“I’m coming to church this Sunday, if that’s all right with you,” I told my uncle on Friday night.

            He nodded.  “Be glad to have you.”

            “Good.”  I grinned.

            “You’ll have to get your own ride to work on Saturday night.  An old friend is visiting so I took the night off.”

            “Cool.  About time you took even a little vacation.  Anyone I know?”

            “I don’t think so.  Just a friend from when I was a soldier.”

            I had forgotten about that.  After high school my uncle had enlisted.  My mother always thought it was to get away from the town, since he couldn’t afford college.

            “Have a good time.”

            “I will.  Come by Sunday morning, we’ll all go to church together.”

            “Thanks.”

***

Saturday night I was in the tankage area, dumping metal carts of meat down a chute.  We called the wheelbarrow shaped carts “bone buggies” as they were for cleaning up whatever meat and assorted animal oddments had hit the floor.  The chute led to bins in the basement that were taken away by trucks for processing and rendering.

            The room was old and carried a musty smell.  It used to be a pig-kill, with rusty metal rails on the ceiling that used to drag carcasses around.  It always felt a little creepy.  I was hosing water around the chute, cleaning up refuse before it rotted.  Steam heated the water, shooting up a fog around me.

            I suddenly realized that I wasn’t alone as goose bumps ran up my neck.  I turned and saw a figure approaching through the mist.  Like me, he wore a yellow hardhat and a white smock. 

            “Hey, what’s up?” I smiled, assuming he was a co-worker.  Then I noticed he was wearing street shoes instead of regulation rubber boots.  I glanced up at his face once it became clearer through the fog and recognized his gaunt visage. 

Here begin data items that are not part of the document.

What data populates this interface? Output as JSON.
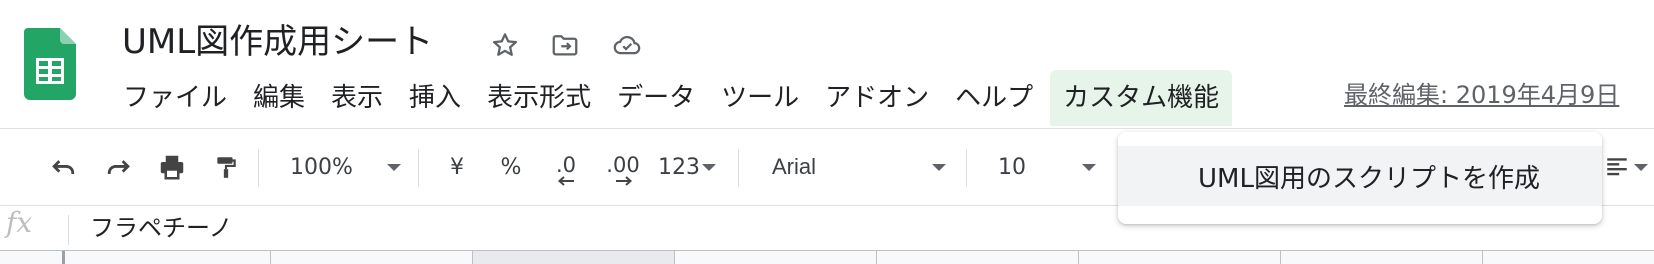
{
  "app": {
    "document_title": "UML図作成用シート",
    "last_edit": "最終編集: 2019年4月9日"
  },
  "menu": [
    {
      "label": "ファイル"
    },
    {
      "label": "編集"
    },
    {
      "label": "表示"
    },
    {
      "label": "挿入"
    },
    {
      "label": "表示形式"
    },
    {
      "label": "データ"
    },
    {
      "label": "ツール"
    },
    {
      "label": "アドオン"
    },
    {
      "label": "ヘルプ"
    },
    {
      "label": "カスタム機能",
      "active": true
    }
  ],
  "toolbar": {
    "zoom": "100%",
    "currency": "¥",
    "percent": "%",
    "decrease_decimal": ".0",
    "increase_decimal": ".00",
    "more_formats": "123",
    "font_family": "Arial",
    "font_size": "10"
  },
  "formula_bar": {
    "fx_label": "fx",
    "value": "フラペチーノ"
  },
  "custom_menu": {
    "items": [
      {
        "label": "UML図用のスクリプトを作成"
      }
    ]
  },
  "colors": {
    "sheets_green": "#23a566",
    "active_menu_bg": "#e6f4ea",
    "icon_gray": "#5f6368"
  }
}
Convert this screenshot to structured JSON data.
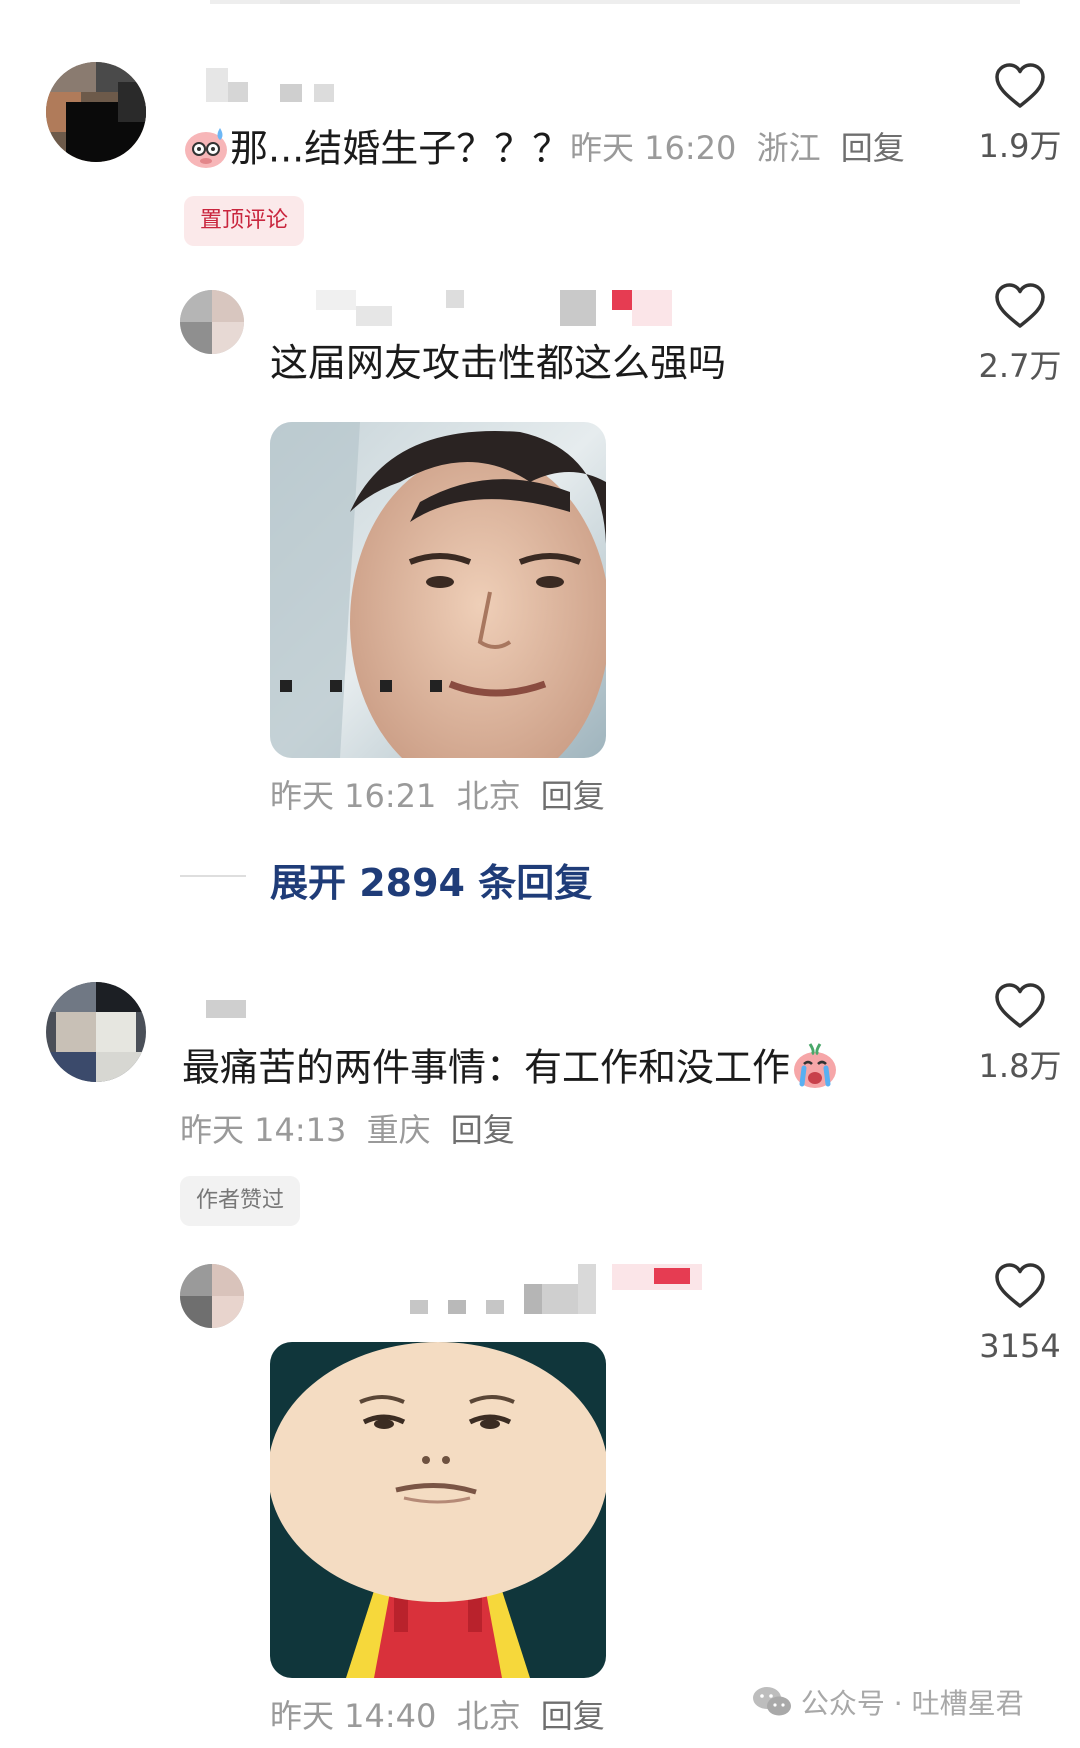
{
  "comments": [
    {
      "text": "那...结婚生子？？？",
      "time": "昨天 16:20",
      "location": "浙江",
      "reply_label": "回复",
      "likes": "1.9万",
      "tag": "置顶评论",
      "emoji": "sweating-pig-emoji",
      "replies": [
        {
          "text": "这届网友攻击性都这么强吗",
          "time": "昨天 16:21",
          "location": "北京",
          "reply_label": "回复",
          "likes": "2.7万",
          "sticker": "smiling-man-sticker"
        }
      ],
      "expand_label": "展开 2894 条回复"
    },
    {
      "text": "最痛苦的两件事情：有工作和没工作",
      "time": "昨天 14:13",
      "location": "重庆",
      "reply_label": "回复",
      "likes": "1.8万",
      "tag": "作者赞过",
      "emoji": "crying-pig-emoji",
      "replies": [
        {
          "time": "昨天 14:40",
          "location": "北京",
          "reply_label": "回复",
          "likes": "3154",
          "sticker": "round-face-cartoon-sticker"
        }
      ]
    }
  ],
  "watermark": "公众号 · 吐槽星君",
  "colors": {
    "accent_blue": "#1f3c78",
    "meta_gray": "#9a9a9a",
    "hot_tag_red": "#c9263e"
  },
  "icons": {
    "like": "heart-outline-icon",
    "watermark": "wechat-icon"
  }
}
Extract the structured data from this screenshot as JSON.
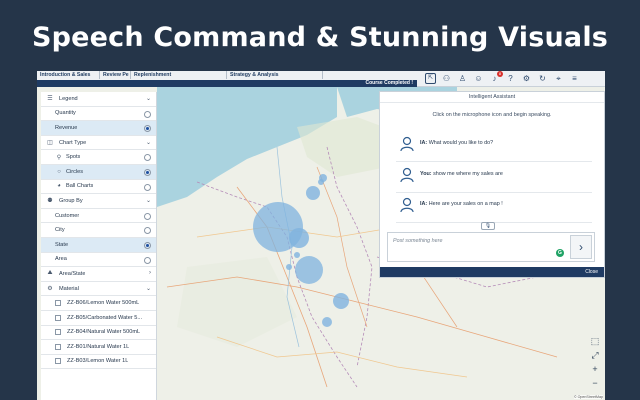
{
  "headline": "Speech Command & Stunning Visuals",
  "nav": {
    "tabs": [
      "Introduction & Sales",
      "Review Pe",
      "Replenishment",
      "Strategy & Analysis"
    ],
    "progress_label": "Course Completed !",
    "notification_count": "8"
  },
  "panel": {
    "legend": "Legend",
    "quantity": "Quantity",
    "revenue": "Revenue",
    "chart_type": "Chart Type",
    "spots": "Spots",
    "circles": "Circles",
    "ball_charts": "Ball Charts",
    "group_by": "Group By",
    "customer": "Customer",
    "city": "City",
    "state": "State",
    "area": "Area",
    "area_state": "Area/State",
    "material": "Material",
    "materials": [
      "ZZ-B06/Lemon Water 500mL",
      "ZZ-B05/Carbonated Water 5...",
      "ZZ-B04/Natural Water 500mL",
      "ZZ-B01/Natural Water 1L",
      "ZZ-B03/Lemon Water 1L"
    ]
  },
  "assistant": {
    "title": "Intelligent Assistant",
    "hint": "Click on the microphone icon and begin speaking.",
    "messages": [
      {
        "speaker": "IA:",
        "text": "What would you like to do?"
      },
      {
        "speaker": "You:",
        "text": "show me where my sales are"
      },
      {
        "speaker": "IA:",
        "text": "Here are your sales on a map !"
      }
    ],
    "placeholder": "Post something here",
    "close": "Close"
  },
  "map": {
    "attribution": "© OpenStreetMap"
  },
  "colors": {
    "navy": "#1f3b63",
    "bubble": "#7fb3df",
    "selected_row": "#dceaf5"
  }
}
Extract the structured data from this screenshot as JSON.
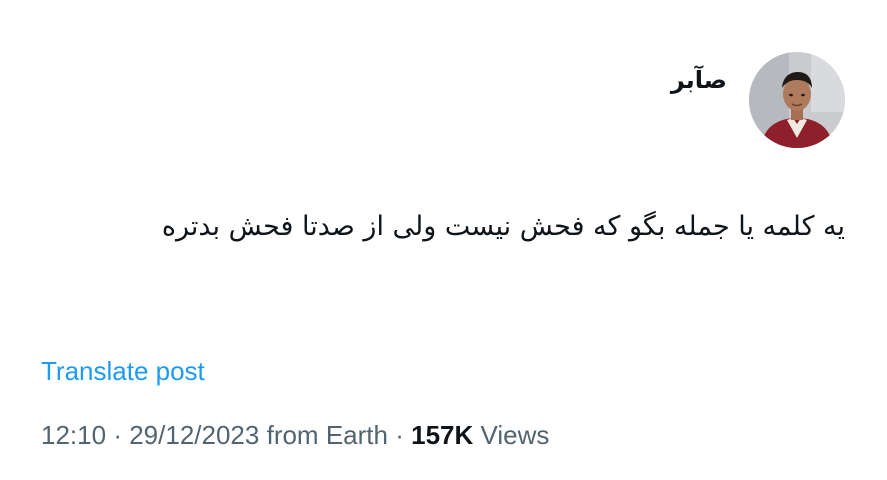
{
  "author": {
    "display_name": "صآبر",
    "avatar_icon": "user-avatar-photo"
  },
  "more_icon": "more-horizontal-icon",
  "post": {
    "text": "یه کلمه یا جمله بگو که فحش نیست ولی از صدتا فحش بدتره"
  },
  "translate": {
    "label": "Translate post"
  },
  "meta": {
    "time": "12:10",
    "separator": "·",
    "date": "29/12/2023",
    "source": "from Earth",
    "views_count": "157K",
    "views_label": "Views"
  },
  "colors": {
    "link": "#1d9bf0",
    "secondary_text": "#536471",
    "primary_text": "#0f1419"
  }
}
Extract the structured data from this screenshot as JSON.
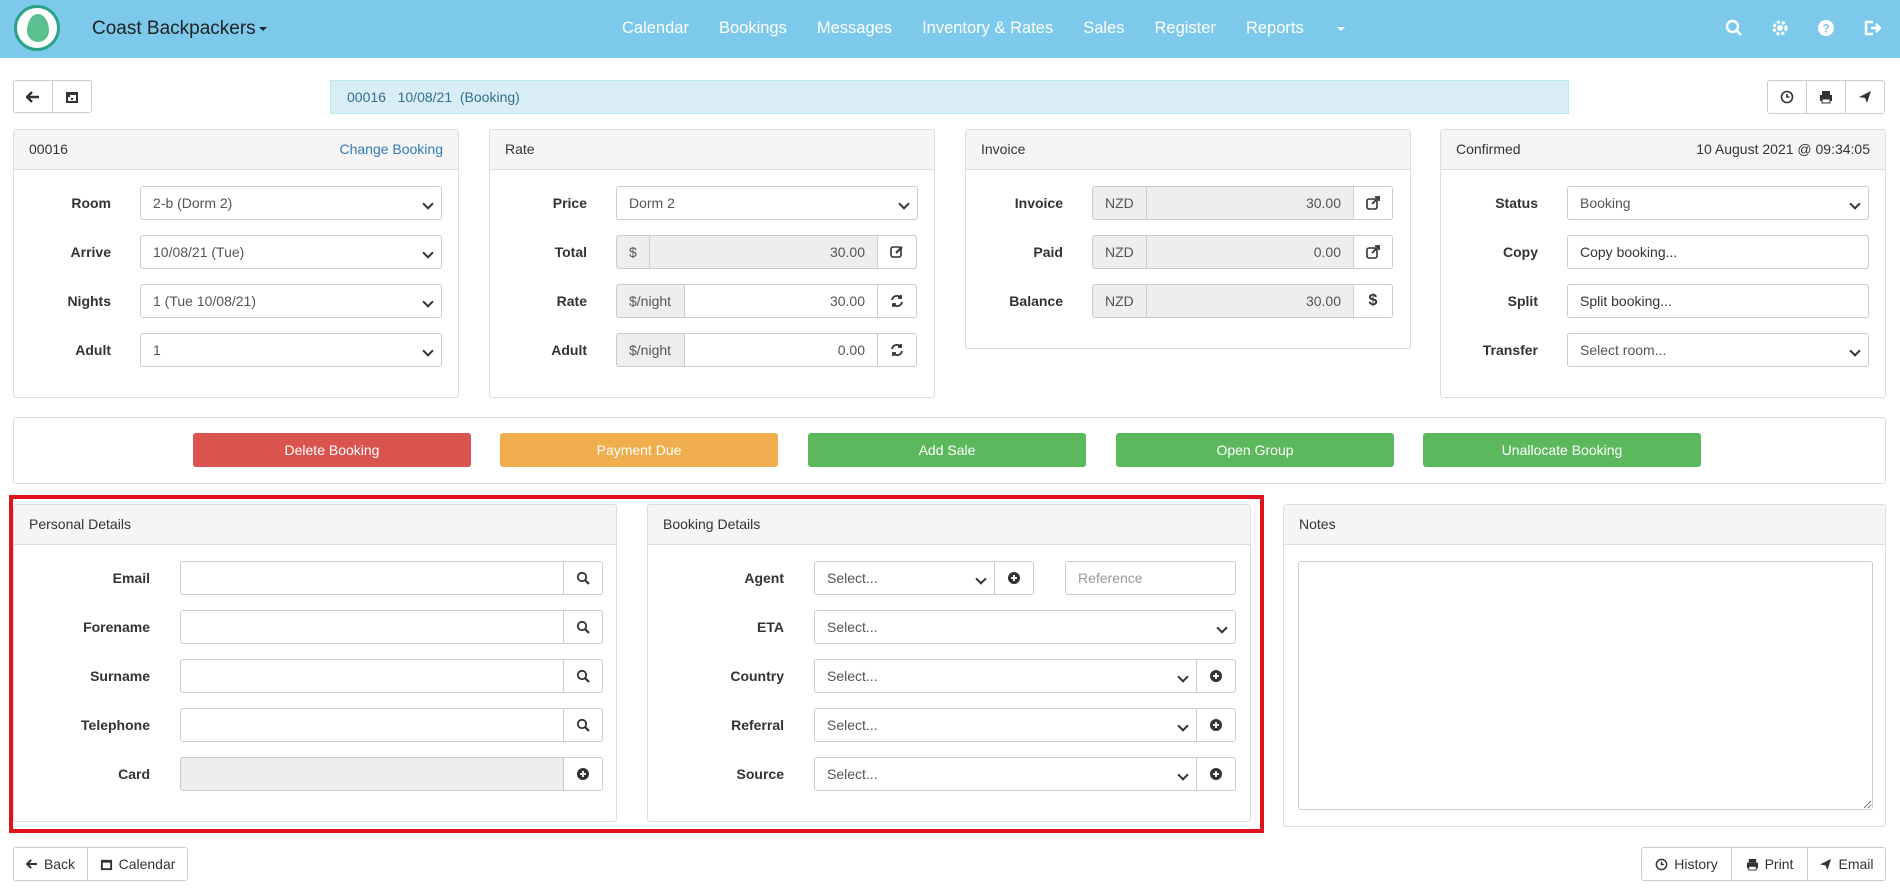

            I was already moving when he raised his arm and fired a gun.  I turned the steam hose on him, sending his shot wide and forcing him back with the burning heat.  His shout seemed more surprised than pained, but I didn’t think on it too long.  I reacted more quickly than I would have believed, had I not done it myself, jumping straight down the tankage chute, holding my arms tight to my chest.  It was a tight squeeze, but I fit.  Swiftly, I dropped down to the basement, landing in a wet pile of meat.

            I shook my head as I climbed out of the plastic bin, feeling disgusting.  I wondered what on earth that man was doing here, and why he was trying to kill me.  I recognized him:  he was the drug dealer from that night I went to the club with Daniel.  My pants were soaked, my white coat sticking to my legs.  I hurried out of the room as fast as I could, realizing my assailant could easily follow me down the chute.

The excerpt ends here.